Writing a sin theta plus b cos theta in the form R sin of theta plus alpha, where R is the square root of a squared plus b squared, turns a two-term expression into a single sine wave. The amplitude R is then the maximum value, minus R is the minimum, and equations of the form a sin theta plus b cos theta equals c become a single sine equation that is straightforward to solve over an interval.

What is the most common mistake in A2 1 Pure Mathematics?

Frequent errors include using degrees instead of radians in calculus and in the arc length and sector area formulae, differentiating a function of y without the chain-rule factor dy by dx in implicit differentiation, getting the quotient-rule sign wrong, forgetting to change the limits in a definite substitution, and using the geometric sum to infinity when the common ratio is not between minus one and one.

How should I revise the A2 1 Pure Mathematics unit?

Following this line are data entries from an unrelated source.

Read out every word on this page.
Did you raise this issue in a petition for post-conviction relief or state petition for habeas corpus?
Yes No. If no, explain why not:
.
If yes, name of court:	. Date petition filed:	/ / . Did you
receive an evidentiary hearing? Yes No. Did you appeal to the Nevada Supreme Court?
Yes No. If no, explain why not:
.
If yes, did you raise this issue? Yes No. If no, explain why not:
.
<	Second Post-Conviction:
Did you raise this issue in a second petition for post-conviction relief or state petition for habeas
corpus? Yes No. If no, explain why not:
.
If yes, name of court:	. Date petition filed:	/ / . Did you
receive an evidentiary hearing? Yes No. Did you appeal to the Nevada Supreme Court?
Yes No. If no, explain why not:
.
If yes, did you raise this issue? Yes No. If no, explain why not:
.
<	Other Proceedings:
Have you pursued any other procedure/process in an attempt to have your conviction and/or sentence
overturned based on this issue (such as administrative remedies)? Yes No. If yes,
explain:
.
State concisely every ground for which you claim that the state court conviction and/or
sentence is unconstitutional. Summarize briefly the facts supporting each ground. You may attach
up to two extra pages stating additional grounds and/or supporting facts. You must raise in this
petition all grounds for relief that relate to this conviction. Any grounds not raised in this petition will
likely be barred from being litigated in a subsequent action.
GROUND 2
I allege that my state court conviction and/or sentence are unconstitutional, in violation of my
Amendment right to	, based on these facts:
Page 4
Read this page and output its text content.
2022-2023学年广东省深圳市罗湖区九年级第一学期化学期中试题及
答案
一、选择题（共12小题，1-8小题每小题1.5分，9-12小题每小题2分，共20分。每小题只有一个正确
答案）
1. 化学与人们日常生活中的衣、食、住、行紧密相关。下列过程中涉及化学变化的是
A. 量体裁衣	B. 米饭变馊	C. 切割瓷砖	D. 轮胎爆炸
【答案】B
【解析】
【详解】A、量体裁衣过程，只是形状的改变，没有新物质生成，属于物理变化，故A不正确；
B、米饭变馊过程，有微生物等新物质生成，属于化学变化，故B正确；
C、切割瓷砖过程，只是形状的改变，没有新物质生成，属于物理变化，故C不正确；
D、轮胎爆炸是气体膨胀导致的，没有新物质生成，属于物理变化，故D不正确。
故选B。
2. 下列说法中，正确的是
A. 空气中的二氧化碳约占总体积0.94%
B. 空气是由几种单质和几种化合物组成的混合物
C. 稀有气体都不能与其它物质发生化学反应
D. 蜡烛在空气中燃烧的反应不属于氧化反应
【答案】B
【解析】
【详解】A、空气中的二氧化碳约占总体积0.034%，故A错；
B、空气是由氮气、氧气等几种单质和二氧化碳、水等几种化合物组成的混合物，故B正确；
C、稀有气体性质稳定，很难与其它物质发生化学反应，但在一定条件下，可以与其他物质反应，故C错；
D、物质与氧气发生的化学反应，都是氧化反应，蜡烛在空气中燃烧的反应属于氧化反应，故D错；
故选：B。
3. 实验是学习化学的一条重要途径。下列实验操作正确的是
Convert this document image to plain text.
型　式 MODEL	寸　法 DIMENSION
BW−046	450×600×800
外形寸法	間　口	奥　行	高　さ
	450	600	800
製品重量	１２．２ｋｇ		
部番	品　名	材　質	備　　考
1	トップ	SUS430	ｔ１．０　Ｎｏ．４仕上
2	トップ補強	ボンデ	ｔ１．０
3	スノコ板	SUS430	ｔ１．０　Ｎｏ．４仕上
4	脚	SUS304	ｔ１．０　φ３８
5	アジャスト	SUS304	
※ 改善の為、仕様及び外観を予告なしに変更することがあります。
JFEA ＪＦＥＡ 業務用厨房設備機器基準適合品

Work topic by topic against the specification statements, but recognise that calculus dominates the marks, so prioritise the chain, product and quotient rules, implicit differentiation, and the integration techniques. Learn the standard derivatives and integrals by heart, practise the compound and double-angle identities and the harmonic form, drill parametric and numerical methods, and rehearse the proof methods, which are tested both alone and inside other questions.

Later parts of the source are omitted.